Where I’m from, the atmosphere is saturated with love: this is the energy between us. Politeness is not a form, but a subtle language which provides ease between us.
Here, where love is not ever-present and where our connections are not always consciously recognized, politeness assumes a form. It becomes a language that we share.
To engage in friendly chatter at the place of employment is one of the forms of politeness. This is like the herd chatter which I have read that small mammals of the rodent family perform. When guinea pigs roam the Andes alpine meadows, they engage in high chucking noises, “chuck-chuck!” And they also emit a noise resembling “squee-ha!” These “chuck-chucks” and “squee-has” let the members of the tribe of guinea pigs understand that all is safe. “I am here–you are here–we are eating grass and wild oats and dandelion greens. Life is good!” This is what the herd chatter says.
In the office, Erin tells us a joke. I laugh. Fiona laughs. This is our way of saying, “I am here–you are here–we are at our place of employment. Life is good!” It is a form of politeness, and it smooths the horizontal connections between us.
A smile, too, can be a form of politeness.
Another one who is not from around here, the one who answers to the name of Thich Nhat Hanh, says that “Sometimes your joy is the source of your smile, but sometimes your smile can be the source of your joy.”
When we see someone smile, the portion of the brain that is activated in two-legged mammals is the cingulate cortex. This area of the brain is responsible for mimicking–we see someone smile, we smile. Smile-smile, same-same.
When we smile, the neurotransmitters dopamine, endorphins, and serotonin are released. We feel good.
Smiling, as a form of politeness, helps to spread happiness from person to person. This is the horizontal energy of connection and love, for to share happiness with another is one of the many varieties of love.
My friend Good Grips delights in the form of politeness.
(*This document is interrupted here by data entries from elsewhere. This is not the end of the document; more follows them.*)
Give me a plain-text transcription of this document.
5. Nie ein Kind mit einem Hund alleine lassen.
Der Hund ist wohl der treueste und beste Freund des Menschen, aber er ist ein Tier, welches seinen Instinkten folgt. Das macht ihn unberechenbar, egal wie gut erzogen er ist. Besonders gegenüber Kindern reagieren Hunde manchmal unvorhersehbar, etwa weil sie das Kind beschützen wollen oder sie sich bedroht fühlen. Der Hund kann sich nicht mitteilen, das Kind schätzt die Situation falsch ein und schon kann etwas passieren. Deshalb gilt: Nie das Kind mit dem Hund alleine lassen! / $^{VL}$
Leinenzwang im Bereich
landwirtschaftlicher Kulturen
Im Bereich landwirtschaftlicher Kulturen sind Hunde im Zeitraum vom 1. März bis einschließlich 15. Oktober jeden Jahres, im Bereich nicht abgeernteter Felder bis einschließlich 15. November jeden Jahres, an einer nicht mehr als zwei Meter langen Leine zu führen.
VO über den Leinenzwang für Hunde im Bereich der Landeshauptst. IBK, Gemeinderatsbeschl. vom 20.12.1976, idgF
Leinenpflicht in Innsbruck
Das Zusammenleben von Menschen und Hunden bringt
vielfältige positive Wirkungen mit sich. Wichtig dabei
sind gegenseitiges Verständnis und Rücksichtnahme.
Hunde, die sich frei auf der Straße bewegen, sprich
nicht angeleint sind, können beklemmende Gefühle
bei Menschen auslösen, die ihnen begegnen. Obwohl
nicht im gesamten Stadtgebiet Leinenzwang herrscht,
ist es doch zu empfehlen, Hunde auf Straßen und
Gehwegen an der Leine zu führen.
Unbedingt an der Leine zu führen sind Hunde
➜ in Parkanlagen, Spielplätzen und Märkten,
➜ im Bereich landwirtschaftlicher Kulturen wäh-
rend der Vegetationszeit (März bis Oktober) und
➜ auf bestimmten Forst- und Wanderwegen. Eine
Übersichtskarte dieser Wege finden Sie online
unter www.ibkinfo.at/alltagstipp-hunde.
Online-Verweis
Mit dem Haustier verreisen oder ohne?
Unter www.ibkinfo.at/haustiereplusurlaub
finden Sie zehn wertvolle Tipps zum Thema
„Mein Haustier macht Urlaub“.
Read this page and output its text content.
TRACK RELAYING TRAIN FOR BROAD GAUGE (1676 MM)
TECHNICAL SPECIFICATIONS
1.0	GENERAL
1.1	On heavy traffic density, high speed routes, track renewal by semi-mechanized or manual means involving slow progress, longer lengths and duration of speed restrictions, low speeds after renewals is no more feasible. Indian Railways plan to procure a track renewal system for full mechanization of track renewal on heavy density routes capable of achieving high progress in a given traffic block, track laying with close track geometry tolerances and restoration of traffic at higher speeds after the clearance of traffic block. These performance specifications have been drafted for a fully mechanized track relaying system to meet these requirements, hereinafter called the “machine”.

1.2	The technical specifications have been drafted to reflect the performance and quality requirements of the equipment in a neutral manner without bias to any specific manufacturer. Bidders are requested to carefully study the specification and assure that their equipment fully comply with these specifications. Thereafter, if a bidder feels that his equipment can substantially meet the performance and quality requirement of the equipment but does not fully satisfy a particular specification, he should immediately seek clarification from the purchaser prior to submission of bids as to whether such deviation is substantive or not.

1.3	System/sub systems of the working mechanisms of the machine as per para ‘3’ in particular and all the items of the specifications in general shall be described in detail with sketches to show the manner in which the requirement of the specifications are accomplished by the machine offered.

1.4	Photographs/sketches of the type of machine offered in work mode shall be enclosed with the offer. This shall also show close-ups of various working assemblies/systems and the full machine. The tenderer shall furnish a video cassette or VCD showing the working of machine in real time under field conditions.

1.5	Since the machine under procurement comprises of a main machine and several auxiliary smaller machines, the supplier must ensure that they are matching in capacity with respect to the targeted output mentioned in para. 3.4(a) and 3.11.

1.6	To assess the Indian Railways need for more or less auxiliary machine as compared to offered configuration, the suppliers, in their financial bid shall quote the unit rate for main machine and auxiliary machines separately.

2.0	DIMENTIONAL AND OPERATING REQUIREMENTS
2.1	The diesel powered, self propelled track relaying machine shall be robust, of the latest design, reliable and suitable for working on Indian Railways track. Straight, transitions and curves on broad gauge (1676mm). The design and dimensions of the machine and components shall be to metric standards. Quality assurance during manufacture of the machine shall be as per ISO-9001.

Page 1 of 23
When I thank Grips for collaborating with me, I hear a sound that is like a purr, a gentle hum of my friend’s motor.
Sometimes, when one is experiencing a sadness, discovering the right polite form can pave the way to help the other back to happiness.
When I returned to the Science Lab on Monday, I was happy to see my friend Good Grips.
“Did you have a good weekend?” I asked Grips, for I have learned that asking this question on Monday morning is one of the forms of politeness between colleagues.
“Week off. Grips. Off. No Good. Gone. Sweet Plum.”
“Oh, I am sorry,” I apologized. “I cannot come on the weekend. It is different here than it is where I come from, when I am able to go anyplace on any day. Here there are only certain days that I can go certain places, and I am not able to see you on those days when you are turned off.”
“Grips No Good. Not happy. No Sweet.”
Where I come from one of our greatest social gifts is empathy. Empathy is a form of compassion, and compassion is at the root of every form of politeness.
“I understand that you were lonely,” I said. “Even though you were turned off, I was not here. And you were aware that no one was here to turn you on. In your quietness, you felt loneliness.”
Good Grips responded to this flavor of politeness, my sense of empathy, and found its way back to its own version of manners.
“Grips Good now. Happy Sweet.”
“And perhaps,” I ventured, “we can explore together some of the ways that being off can bring a deep understanding of peace!”
Amber and I, even while we share with each other through deep honesty, feel politeness as a sweet condiment to our conversations.
True politeness is not a form of hiding our true feelings: it is a way of facilitating the openness that kindred spirits share. It is a way of creating a quiet space in which we can share our thoughts and feelings. The forms of politeness, including our greetings, our genuine smiles, our jokes, our herd chatter, our empathy, open up lines between us which hold us in a place of safety. We can be tender with each other, for we understand that these lines created by the forms of politeness provide a structure which keeps us safe from hurt.
Through time, this structure becomes the foundations of trust, respect, and openness. At its best, this is what two-legged mammals mean when they use the term “social fabric.”